Here's the question you clicked on:
LogicalApple
Hm..
\[a _{1} = 1\] \[a _{n+1} = (\frac{ n+2 }{ n })a _{n}, n \ge 1\] Find \[a _{30}\] Careful . .
I'm going to say that it's 465. I have not proved this yet, and I must go now. However, I'm pretty sure about it, and I'll be back in a couple hours to prove it.
You are absolutely correct!
Well I may not be able to provide the answer to this question in any reasonable time frame at the moment but it's clear I got the best answer lol.
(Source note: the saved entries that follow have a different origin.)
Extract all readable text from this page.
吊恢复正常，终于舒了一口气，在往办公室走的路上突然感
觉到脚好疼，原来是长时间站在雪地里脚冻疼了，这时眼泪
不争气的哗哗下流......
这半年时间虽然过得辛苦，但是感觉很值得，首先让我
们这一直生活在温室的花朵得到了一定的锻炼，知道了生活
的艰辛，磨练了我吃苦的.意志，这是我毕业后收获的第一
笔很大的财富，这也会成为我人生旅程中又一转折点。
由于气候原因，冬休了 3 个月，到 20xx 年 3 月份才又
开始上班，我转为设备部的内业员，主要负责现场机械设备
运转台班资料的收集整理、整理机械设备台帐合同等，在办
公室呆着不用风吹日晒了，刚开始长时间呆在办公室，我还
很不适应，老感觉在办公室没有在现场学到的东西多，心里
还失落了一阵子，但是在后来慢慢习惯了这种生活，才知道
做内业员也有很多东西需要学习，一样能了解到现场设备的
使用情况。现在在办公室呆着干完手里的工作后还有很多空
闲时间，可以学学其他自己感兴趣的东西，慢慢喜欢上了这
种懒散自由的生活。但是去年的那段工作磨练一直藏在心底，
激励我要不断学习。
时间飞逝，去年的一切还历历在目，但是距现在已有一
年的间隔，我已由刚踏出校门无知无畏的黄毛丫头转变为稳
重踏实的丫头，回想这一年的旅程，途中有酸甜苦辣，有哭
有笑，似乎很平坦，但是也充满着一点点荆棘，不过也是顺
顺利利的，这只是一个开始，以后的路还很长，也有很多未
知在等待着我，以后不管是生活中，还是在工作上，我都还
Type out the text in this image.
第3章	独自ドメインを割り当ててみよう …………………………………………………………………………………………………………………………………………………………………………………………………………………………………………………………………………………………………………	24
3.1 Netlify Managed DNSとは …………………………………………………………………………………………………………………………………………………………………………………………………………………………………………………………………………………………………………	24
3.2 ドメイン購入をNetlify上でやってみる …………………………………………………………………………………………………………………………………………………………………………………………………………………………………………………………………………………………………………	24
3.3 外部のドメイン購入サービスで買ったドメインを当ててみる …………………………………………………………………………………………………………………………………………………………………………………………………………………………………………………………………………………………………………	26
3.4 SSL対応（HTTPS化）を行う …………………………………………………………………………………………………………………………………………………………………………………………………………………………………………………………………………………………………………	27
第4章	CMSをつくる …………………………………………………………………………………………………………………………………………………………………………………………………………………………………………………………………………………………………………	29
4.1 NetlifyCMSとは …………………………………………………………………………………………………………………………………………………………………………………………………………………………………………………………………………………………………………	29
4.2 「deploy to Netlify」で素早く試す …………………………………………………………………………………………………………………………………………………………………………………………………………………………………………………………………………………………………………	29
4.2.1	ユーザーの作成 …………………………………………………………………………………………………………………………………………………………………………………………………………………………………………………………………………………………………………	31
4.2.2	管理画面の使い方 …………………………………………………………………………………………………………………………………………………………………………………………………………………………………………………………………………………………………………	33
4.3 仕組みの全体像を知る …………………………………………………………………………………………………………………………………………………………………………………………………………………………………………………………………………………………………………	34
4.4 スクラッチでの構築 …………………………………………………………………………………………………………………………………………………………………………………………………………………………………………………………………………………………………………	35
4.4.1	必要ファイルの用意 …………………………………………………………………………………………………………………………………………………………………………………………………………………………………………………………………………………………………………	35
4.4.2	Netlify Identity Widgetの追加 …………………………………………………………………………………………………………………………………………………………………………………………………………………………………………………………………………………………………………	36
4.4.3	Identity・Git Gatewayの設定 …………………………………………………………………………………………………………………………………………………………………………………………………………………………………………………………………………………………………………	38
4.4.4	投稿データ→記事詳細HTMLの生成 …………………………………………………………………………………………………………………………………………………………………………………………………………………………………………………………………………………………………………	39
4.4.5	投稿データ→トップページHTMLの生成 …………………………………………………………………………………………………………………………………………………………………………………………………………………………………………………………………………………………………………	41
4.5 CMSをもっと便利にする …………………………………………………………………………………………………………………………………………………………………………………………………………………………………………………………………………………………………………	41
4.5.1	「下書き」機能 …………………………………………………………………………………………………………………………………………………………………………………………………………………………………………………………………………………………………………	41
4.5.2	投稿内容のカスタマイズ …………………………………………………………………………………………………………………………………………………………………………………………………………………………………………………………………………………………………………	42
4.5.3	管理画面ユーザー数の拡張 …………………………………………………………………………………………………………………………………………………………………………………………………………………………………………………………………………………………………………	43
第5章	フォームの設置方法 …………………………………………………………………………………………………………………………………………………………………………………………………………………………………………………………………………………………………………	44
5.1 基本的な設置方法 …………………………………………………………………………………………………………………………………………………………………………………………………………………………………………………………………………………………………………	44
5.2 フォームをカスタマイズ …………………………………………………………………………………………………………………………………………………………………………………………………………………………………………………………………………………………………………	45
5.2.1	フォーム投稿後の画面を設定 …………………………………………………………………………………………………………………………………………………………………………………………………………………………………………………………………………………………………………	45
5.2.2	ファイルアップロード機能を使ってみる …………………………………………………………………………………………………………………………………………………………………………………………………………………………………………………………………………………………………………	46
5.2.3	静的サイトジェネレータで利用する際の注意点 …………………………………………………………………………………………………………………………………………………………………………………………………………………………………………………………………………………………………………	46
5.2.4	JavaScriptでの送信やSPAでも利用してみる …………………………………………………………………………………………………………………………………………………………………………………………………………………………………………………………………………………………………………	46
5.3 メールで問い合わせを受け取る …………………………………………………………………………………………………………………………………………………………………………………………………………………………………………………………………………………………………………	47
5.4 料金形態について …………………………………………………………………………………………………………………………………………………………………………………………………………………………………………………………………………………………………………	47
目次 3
The way this particular recursive relation is set up, almost everything cancels.
At some point I will understand this... I have a few things before it to catch up on.
it is a triangle number : 1, 3, 6, 10, 15, 21, 28, ...., n/2 * (n+1) so, a30 = 30/2 (30+1) = 465
That's true -- you can derive that the recursive formula generates triangular numbers.
It is indeed the triangular numbers. And this is a proof by induction that \(a_n\) is the \(n\)-th triangular number. Base case: \(a_1=1\), so we're done. Assume true for some \(a_k\), \(k\in\mathbb{Z}^+\). Then,\[a_k=\frac{k(k+1)}{2}\]So \[a_{k+1}=\frac{(k+2)k(k+1)}{2k}=\frac{(k+1)(k+2)}{2}\]Which is the \(k+1\)-th triangular number, so we're done.